In making the award during the annual Chamber Holiday Celebration, called "Boots & Bells," at Waterford Recreation Center in Springfield, Dec. 14, Kahan Dhillon, Jr., Chamber president, noted, "Lt. Morris has literally responded to thousands of calls for help from residents. His continued dedication to providing the best possible service to the people he serves, while mentoring others to succeed, exemplifies the vision of what ‘Paramedic of the Year’ represents."
Morris, one of the first responders at the Pentagon on Sept. 11, 2001, joined the department in 1982. For the past 10 years he has been assigned to Medic 411 in the Beacon Hill area.
As noted by Chamber Chairman Barbara H. Sullivan, "The Public Safety Awards are a highlight of our Chamber year." Each year they are presented to a "Firefighter of the Year" and a "Police Officer of the Year" from both Mount Vernon and Lee districts.
THIS YEAR'S RECIPIENT of "Firefighter of the Year" was Deputy Chief Michael L. Wood who served as incident commander during the department's response to the devastating flooding in the Huntington community. Joining the department in 1992 as a firefighter, Lt. Wood has worked his way up through the ranks.
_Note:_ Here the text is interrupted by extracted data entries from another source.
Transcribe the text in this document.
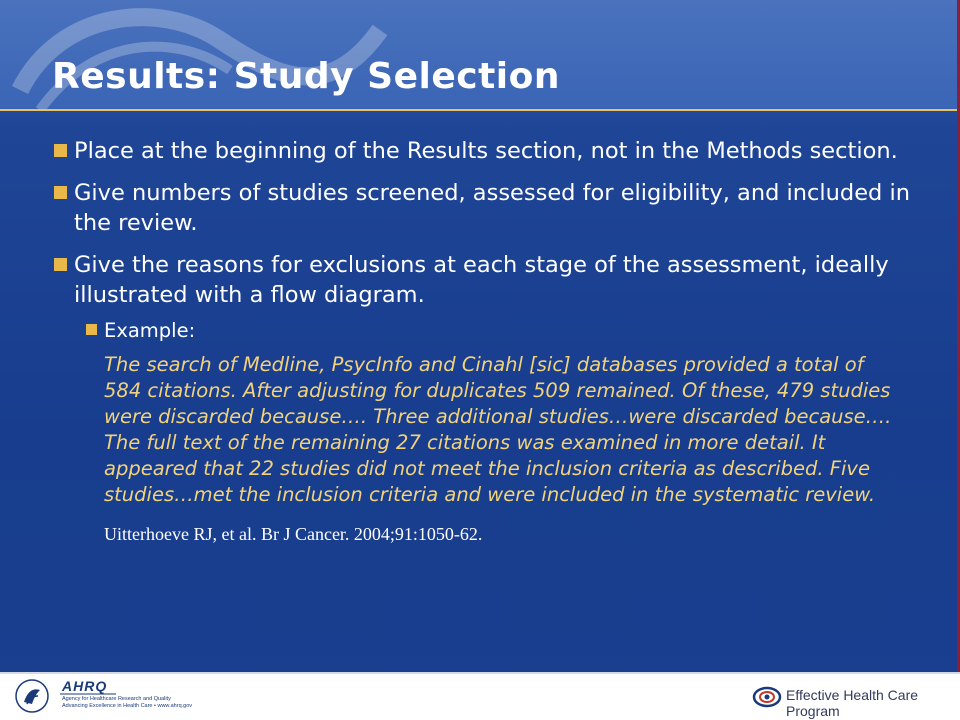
Results: Study Selection
Place at the beginning of the Results section, not in the Methods section.
Give numbers of studies screened, assessed for eligibility, and included in the review.
Give the reasons for exclusions at each stage of the assessment, ideally illustrated with a flow diagram.
Example:
The search of Medline, PsycInfo and Cinahl [sic] databases provided a total of 584 citations. After adjusting for duplicates 509 remained. Of these, 479 studies were discarded because…. Three additional studies…were discarded because…. The full text of the remaining 27 citations was examined in more detail. It appeared that 22 studies did not meet the inclusion criteria as described. Five studies…met the inclusion criteria and were included in the systematic review.
Uitterhoeve RJ, et al. Br J Cancer. 2004;91:1050-62.
AHRQ
Agency for Healthcare Research and Quality
Advancing Excellence in Health Care • www.ahrq.gov
Effective Health Care Program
Wood planned, organized and executed Fairfax County's emergency response efforts to the Huntington disaster. "With his calm attitude, limitless initiative and steadfast leadership he was able to seamlessly merge several county agencies into one Emergency Response Team," Dhillon said.
On the police side of the award ceremony, Detective Robert D. Hartford, Jr., was named "Police Officer of the Year" for Mount Vernon Station. Hartford initiated the use of personalized letters for his cases as a means to inform citizens of recent criminal activity in their community and solicit their assistance.
Hartford worked with ATF to establish E-Trace which allows desktop access to ATF files in conducting firearms traces. This greatly reduces the time needed to trace weapons thought to have been used in the commission of a crime. He is considered Mount Vernon Station's "expert on firearm matters," according to the Chamber's awards presentation.
Police Officer First Class Eric T. Nelson received the Lee District "Police Officer of the Year" for Franconia Station. An 11-year veteran of the Fairfax County Police Department, Nelson is a squad leader in both criminal and traffic related offenses, and has served as a School Resource Officer, according to the Chamber.
Nelson recently solved a string of vehicle tampering incidents that had defied solution by tracing information he discovered at one incident scene back to its source through his knowledge of area residents, according to Dhillon's commentary. "PFC Nelson's dedication to duty, professionalism and effective police strategies are qualities that reflect his entire career," Dhillon said.
Assisting Dhillon in making the presentations was Washington Redskins running back Santana Moss. Serving as the evening's Master of Ceremonies was Chamber member Steve Chaconas.